Deals put Sunderland on the North East map for retail and leisure

A hat trick of deals has confirmed a resurgence of activity on Wearside, with investors showing keen interest in the city’s retail and leisure sectors

The Wilkinsons store on Fawcett Street in Sunderland
The Wilkinsons store on Fawcett Street in Sunderland

A hat trick of deals has confirmed a resurgence of activity on Wearside, with investors showing keen interest in the city’s retail and leisure sectors, property advisers have said.

The Sunniside leisure complex, anchored by Empire Cinemas has been acquired by Lumina RE Capital for £13m, a deal reflecting a 7.2% initial yield and coming in at £3.7m more than it sold for in December 2010.

Property adviser DTZ also sold the 108,000sq ft Wilkinson’s department store on Fawcett Street in Sunderland for £7.5m, giving a net initial yield of 7.1%, and, more notably, the sale of The Bridges Shopping Centre to AEW for £152m represented a major milestone for the city.
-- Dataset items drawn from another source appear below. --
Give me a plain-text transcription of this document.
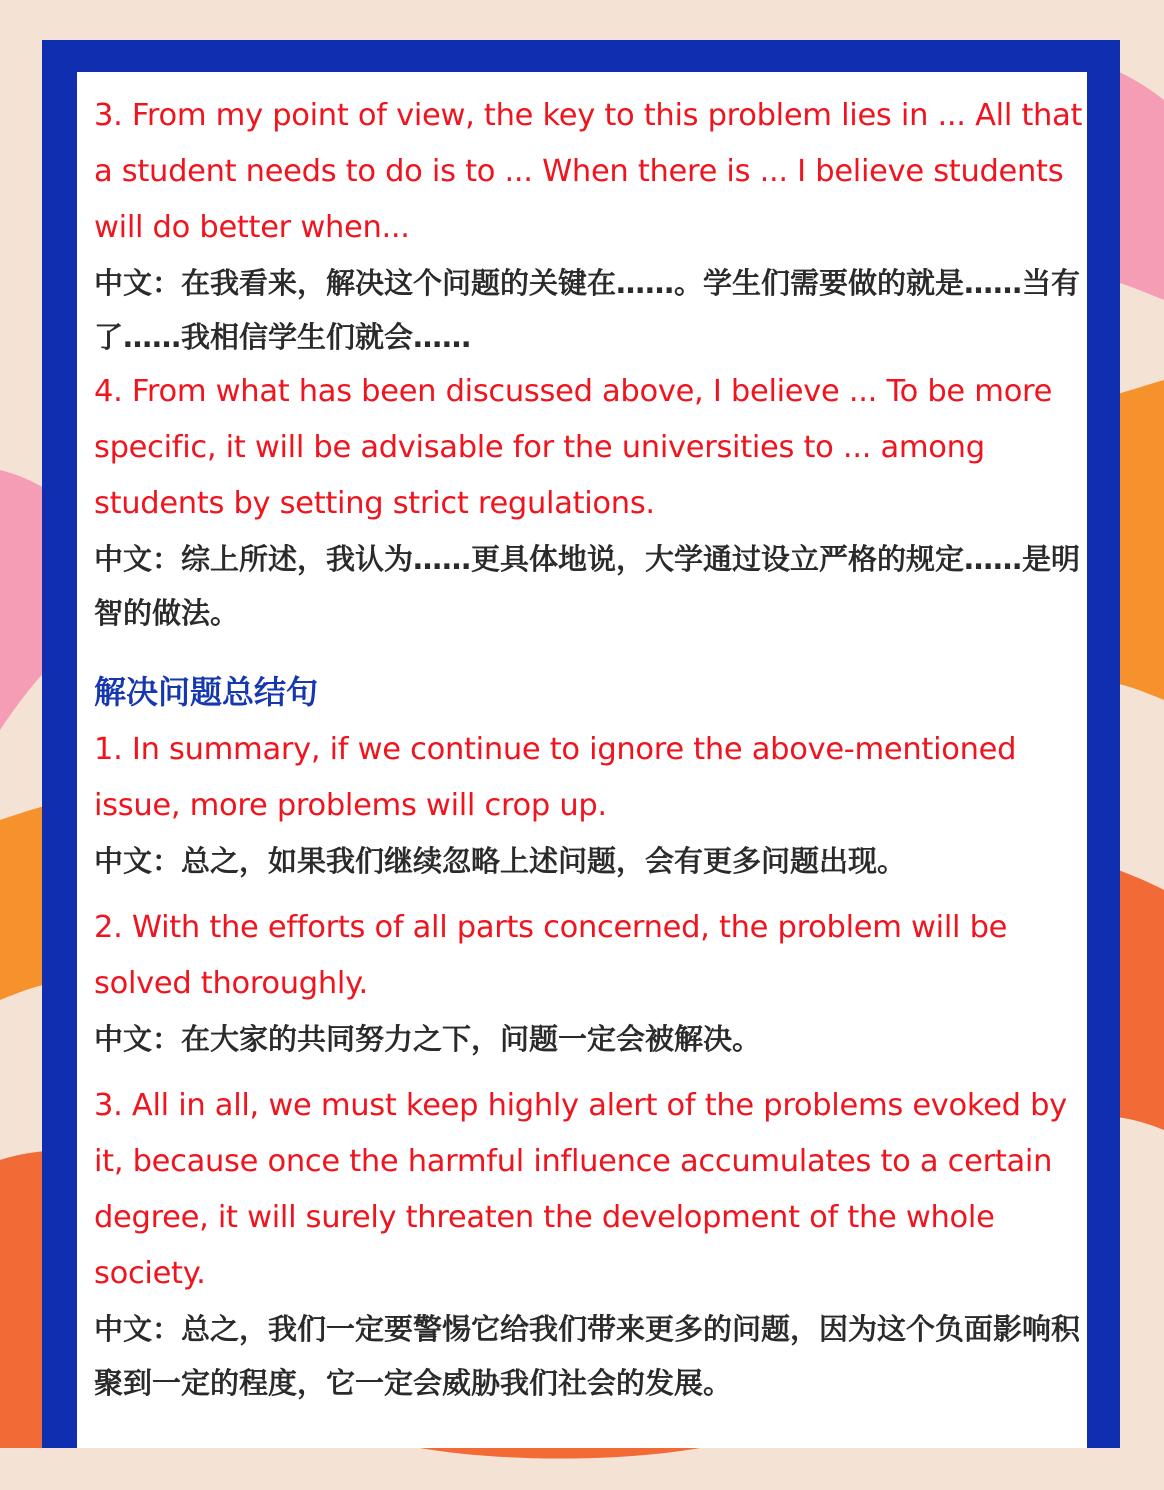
3. From my point of view, the key to this problem lies in ... All that a student needs to do is to ... When there is ... I believe students will do better when...

中文：在我看来，解决这个问题的关键在……。学生们需要做的就是……当有了……我相信学生们就会……

4. From what has been discussed above, I believe ... To be more specific, it will be advisable for the universities to ... among students by setting strict regulations.

中文：综上所述，我认为……更具体地说，大学通过设立严格的规定……是明智的做法。

解决问题总结句

1. In summary, if we continue to ignore the above-mentioned issue, more problems will crop up.

中文：总之，如果我们继续忽略上述问题，会有更多问题出现。

2. With the efforts of all parts concerned, the problem will be solved thoroughly.

中文：在大家的共同努力之下，问题一定会被解决。

3. All in all, we must keep highly alert of the problems evoked by it, because once the harmful influence accumulates to a certain degree, it will surely threaten the development of the whole society.

中文：总之，我们一定要警惕它给我们带来更多的问题，因为这个负面影响积聚到一定的程度，它一定会威胁我们社会的发展。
DTZ said the trio of lucrative deals typify the confidence emerging in Sunderland, where investors are keen to seek out retail and leisure space, while also demonstrating the strength of the recovery in the investment market and the improved investor sentiment for Sunderland.

Richard Turner, senior investment director at DTZ’s Newcastle office, said the Sunniside complex attracted especially strong interest.

The Bridges shopping centre in Sunderland
The Bridges shopping centre in Sunderland
 

He said: “There was strong interest in this asset from a wide range of investors, attracted by the security of income and prime city centre location, together with a very well trading store.

“The forthcoming refurbishment of the main railway and Metro station directly opposite was also well received by investors.”

Turner said there is still a substantial weight of capital wanting to get a foothold in the city: “Classically retail is the first property sector out of a recession however we have seen this turned on its head over the last couple of years, with the resurgence in manufacturing which has meant the industrial sector has lead the recovery.

“By contrast, the retail sector has been badly affected by a mix of over renting, weak tenant demand and over supply, especially of secondary units, but investors and retailers are now seeing the end of the tunnel and pricing for retail and leisure assets has sharpened measurably over the course of the past 12 months.”

We expect to see further strong interest from many investors over the remainder of the year with the weight of frustrated capital meaning further increases in pricing are likely.”